Fierté caquiste
CHRONIQUE – Se déroulait ce week-end le dernier congrès de la CAQ avant le scrutin automnal. Manifestement annonciateur de ses prochaines couleurs électorales, le thème de «fierté» y aura occupé le haut du pavé.
Fidèles à leurs habitudes, les staffs de députés et ministres allaient engloutir les médias sociaux de photos et vidéos dudit congrès avec, en filigrane, la thématique en question. Déclinée à toutes sauces, celle-ci devait s’immiscer à chaque publication ou presque: «Wow! Tout un congrès!! C’est avec fierté que j’y ai participé… avec mon équipe de feu… dont je suis si fier!»
À Dorval cette même journée afin d’accueillir les premiers réfugiés ukrainiens, le ministre de l’Immigration ne pouvait s’empêcher d’affirmer «sa fierté» à cet effet. Fier de remplir nos obligations internationales, donc.
Bref, à la CAQ, on est fier. Fier d’être fier. Temps plein.
Rien de mal à ça, mais reste néanmoins la question suivante: de quoi – et on le demande sans malice – la formation de François Legault est-elle si «fière»? À part ses scores fantasmagoriques dans les intentions de vote, évidemment, quelles réalisations concrètes la propulsent au Saint-Graal de l’autocongratulation?

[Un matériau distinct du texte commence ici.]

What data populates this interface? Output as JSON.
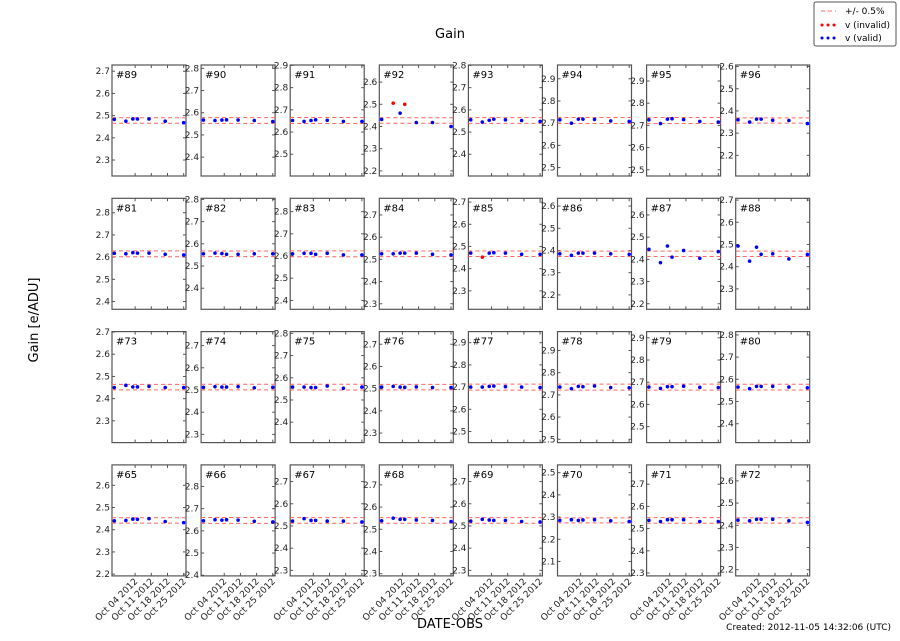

Parce qu’un coup d’oeil, même vif, au bilan des quatre dernières années laisse dubitatif, sinon pantois.
Fier de… constituer la province canadienne avec le plus de morts durant la pandémie?
De Herron?
Du refus de tenir une enquête indépendante sur ces tragédies humaines, potentiellement les plus importantes de l’histoire récente?
De l’ovation en chambre à Marguerite Blais et Danielle McCann, les deux ministres alors responsables?
Fier… de leur bulletin environnemental?
D’un troisième lien unanimement décrié par la communauté scientifique et écologiste?
Du fait que les Québécois, par tête de pipe, émettent deux fois plus de GES que les Chinois, et six fois plus que les Indiens?
De soustraire de l’analyse du BAPE une pléiade de projets controversés ou discutables?
De permettre, comme dans le bon vieux temps, à quelques minières du Nord québécois de garrocher leurs déchets à même nos lacs et rivières?
Fier de… notre système de santé?
Du non-respect de leur promesse-phare de la dernière campagne électorale de déchirer l’entente d’un milliard supplémentaire avec les médecins spécialistes?
De s’être fait tirer l’oreille – et c’est encore le cas – afin d’honorer leurs engagements financiers face aux préposés aux bénéficiaires, nos «anges gardiens» pandémiques?
Fier de leur bilan… devant les tribunaux?
Du fait de s’être fait ramasser par la Cour supérieure après avoir:
Voulu déchirer illégalement plus de 18 000 dossiers d’immigration pourtant remplis en bonne et due forme?
Violé la séparation des pouvoirs en matière de bilinguisme judiciaire?
Imposé un couvre-feu à des sans-abris?
Refusé des services de CPE à des réfugiés?
Fier de… la lutte au racisme?
De nier le concept de racisme systémique, pourtant démontré scientifiquement par les rapports de la commission Viens et de la Commission des droits de la personne du Québec, et reconnu par la GRC et le SPVM?
D’avoir battu la résolution sur le Principe de Joyce, voulant que tous les Québécois, incluant les Autochtones, aient accès aux mêmes soins de santé?
D’avoir provoqué, de ce fait, un recours devant le Comité des droits de l’homme de l’ONU?
D’avoir adopté la loi 21, laquelle empêche les femmes musulmanes portant le voile d’enseigner, en pleine pénurie de personnel?
Fier de… la loi 96, qui permet aux inspecteurs de l’OQLF de fouiller, perquisitionner et saisir sans autorisation judiciaire les bureaux d’entreprises, de médecins ou de journalistes?
Fier de… l’actuelle crise de main-d’œuvre?
De celle relative à l’inflation, où le nanan de 500 $ donné à tout un chacun aura contribué non pas à solutionner l’affaire, mais plutôt à la galvauder?
De la crise du logement et ses loyers à 500-600 $, dixit le premier ministre?
Fier d’avoir… gouverné deux années complètes, soit beaucoup plus que nécessaire, par décret?
Fier d’avoir… brisé leur promesse, pourtant névralgique, d’ajouter un mode de scrutin proportionnel?
Morale de l’histoire ? La «fierté», bien fondée, arrogante ou exagérée, sert de paravent électoral d’une efficacité sans nom. Parce que pendant que l’on se flatouille de satisfaction la bédaine nationale, le vrai bilan et les enjeux réels s’éclipsent d’eux-mêmes. Pratique.